2. Visually similar styles that match the customer’s fit profile can be embedded directly into the product detail page in a recommendations pod above the fold.

Most shoppers won’t click on an out-of-stock variant when it’s struck out. Showing products immediately without any clicks required from the customer overcomes this challenge.

Personalizing the review experience 

A number of customer review applications allow merchants to include additional customer data in their submission forms that can be displayed with user reviews and enable filtering by customer attributes like size purchased, usual size, and customer height, weight, age, and body type.

Depending on the review vendor, a customer’s saved profile information may always be displayed with their reviews, or the customer may have to provide this information every time they submit a review.

Integration with Bold Metrics’ API can auto-populate relevant fields, reducing friction and user effort in the submission process — especially when paired with purchase data (through integration with account history for logged-in users).

This can streamline the form to only require: “how’s the fit?” and “how comfy is it?”

Another opportunity to enhance the review experience is to personalize the sort order of customer reviews to the individual user based on reviews from “customers like you.”

For example, a product with different available fit options like Slim, Regular, Relaxed, Tall, and Extended Sleeve can show reviews with a given user’s saved fit preference at the top of the list, and apply a weighting factor for reviews from customers with similar body specifications.

Because ranking happens algorithmically — rather than requiring customers to manually apply filters — and most relevant reviews are pushed to the top, this can improve conversion, especially on mobile.

Hyper-personalizing email merchandising 

Many merchants include “Shop by Size” links with promotional emails to send shoppers directly to a filtered product list, especially during sales and clearance events.

Imagine if these size links could be scoped to an individual customer’s saved fit profile – showing a tighter range of sizes, rather than the full set – how much screen real estate could be saved, how easier the list would be to scan, and how more personal the email would feel.

This isn’t the only use case possible with the Bold Metrics API.

You could, for example, create cohorts of customers within your CRM system that only shop a specific size and offer them first-dibs discounts on products with overstocks in that size to help move inventory — without reducing the public-facing price on your website.

GenAI virtual try-on

Rapid advancements in generative AI mean we’re getting closer to virtual try-on experiences that generate fit visualizations on our own body avatars. Walmart’s “Be Your Own Model” feature already lets shoppers upload a full-body selfie to virtually try on clothing, as do a handful of third-party consumer mobile applications.

However, there are several challenges to this approach to consider:

  • Lighting and image quality: Poor lighting and image quality can result in unrealistic or distorted generative images.

  • Usability and accessibility: Taking full-body selfies is difficult, time-consuming, and may feel intrusive.

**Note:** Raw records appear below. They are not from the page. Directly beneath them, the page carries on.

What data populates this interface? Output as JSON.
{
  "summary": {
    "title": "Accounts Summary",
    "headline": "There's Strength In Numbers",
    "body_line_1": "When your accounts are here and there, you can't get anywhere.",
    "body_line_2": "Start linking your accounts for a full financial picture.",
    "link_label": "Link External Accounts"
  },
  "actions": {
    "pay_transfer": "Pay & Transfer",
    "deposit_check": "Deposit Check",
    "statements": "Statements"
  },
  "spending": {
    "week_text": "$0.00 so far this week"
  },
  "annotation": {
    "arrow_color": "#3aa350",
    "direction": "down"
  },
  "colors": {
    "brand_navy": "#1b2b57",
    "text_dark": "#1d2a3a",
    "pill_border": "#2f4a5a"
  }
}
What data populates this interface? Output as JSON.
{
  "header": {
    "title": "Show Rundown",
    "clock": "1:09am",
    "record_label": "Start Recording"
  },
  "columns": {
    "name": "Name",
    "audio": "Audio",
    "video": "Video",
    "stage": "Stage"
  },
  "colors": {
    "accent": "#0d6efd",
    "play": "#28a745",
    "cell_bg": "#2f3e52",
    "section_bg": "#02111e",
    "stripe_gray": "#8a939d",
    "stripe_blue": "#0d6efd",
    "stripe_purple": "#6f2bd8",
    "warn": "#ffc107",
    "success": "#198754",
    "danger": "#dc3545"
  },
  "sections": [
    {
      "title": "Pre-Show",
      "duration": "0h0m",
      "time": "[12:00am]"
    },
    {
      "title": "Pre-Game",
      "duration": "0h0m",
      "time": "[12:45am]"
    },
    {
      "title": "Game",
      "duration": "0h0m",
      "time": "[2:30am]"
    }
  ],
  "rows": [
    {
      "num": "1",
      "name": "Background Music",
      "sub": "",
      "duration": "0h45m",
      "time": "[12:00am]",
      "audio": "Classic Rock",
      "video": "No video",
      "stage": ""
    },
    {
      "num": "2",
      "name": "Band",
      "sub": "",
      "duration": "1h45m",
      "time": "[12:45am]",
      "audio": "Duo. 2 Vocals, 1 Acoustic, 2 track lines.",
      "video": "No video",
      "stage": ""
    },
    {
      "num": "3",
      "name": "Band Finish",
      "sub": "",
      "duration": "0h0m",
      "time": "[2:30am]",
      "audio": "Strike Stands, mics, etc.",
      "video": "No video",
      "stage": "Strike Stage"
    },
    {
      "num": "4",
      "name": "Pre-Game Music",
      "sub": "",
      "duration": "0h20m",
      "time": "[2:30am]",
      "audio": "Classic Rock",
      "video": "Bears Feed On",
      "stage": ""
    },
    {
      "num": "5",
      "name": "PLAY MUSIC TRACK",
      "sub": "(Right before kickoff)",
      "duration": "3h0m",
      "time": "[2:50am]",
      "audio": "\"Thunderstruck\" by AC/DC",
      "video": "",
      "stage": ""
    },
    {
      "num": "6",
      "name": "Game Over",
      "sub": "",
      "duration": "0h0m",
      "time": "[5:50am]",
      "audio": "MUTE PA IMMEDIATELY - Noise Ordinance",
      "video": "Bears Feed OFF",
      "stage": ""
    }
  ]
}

  • Privacy concerns: Not all customers are comfortable uploading sensitive data like photos, and collecting this data adds complexity to retailers’ privacy and data governance requirements.

Unless a shopper is wearing a skin-tight outfit from top to bottom, the generative application will struggle to assess their actual body shape. Studies have shown conversion rates through body scanning mobile app solutions are as low as 0.25% due to these friction points.

We anticipate that generative AI vendors will soon make commercial applications available to support “be your own model” experiences on any merchant website. But these experiences will suffer from low adoption unless they solve for these friction and failure points.

Integrating Bold Metrics’ API with virtual avatar generation is one potential solution.

With just a facial selfie (which many consumers are already comfortable with) and a four-question quiz, online shoppers can see full catalogs “on themselves” with a more realistic picture of true-to-life fit.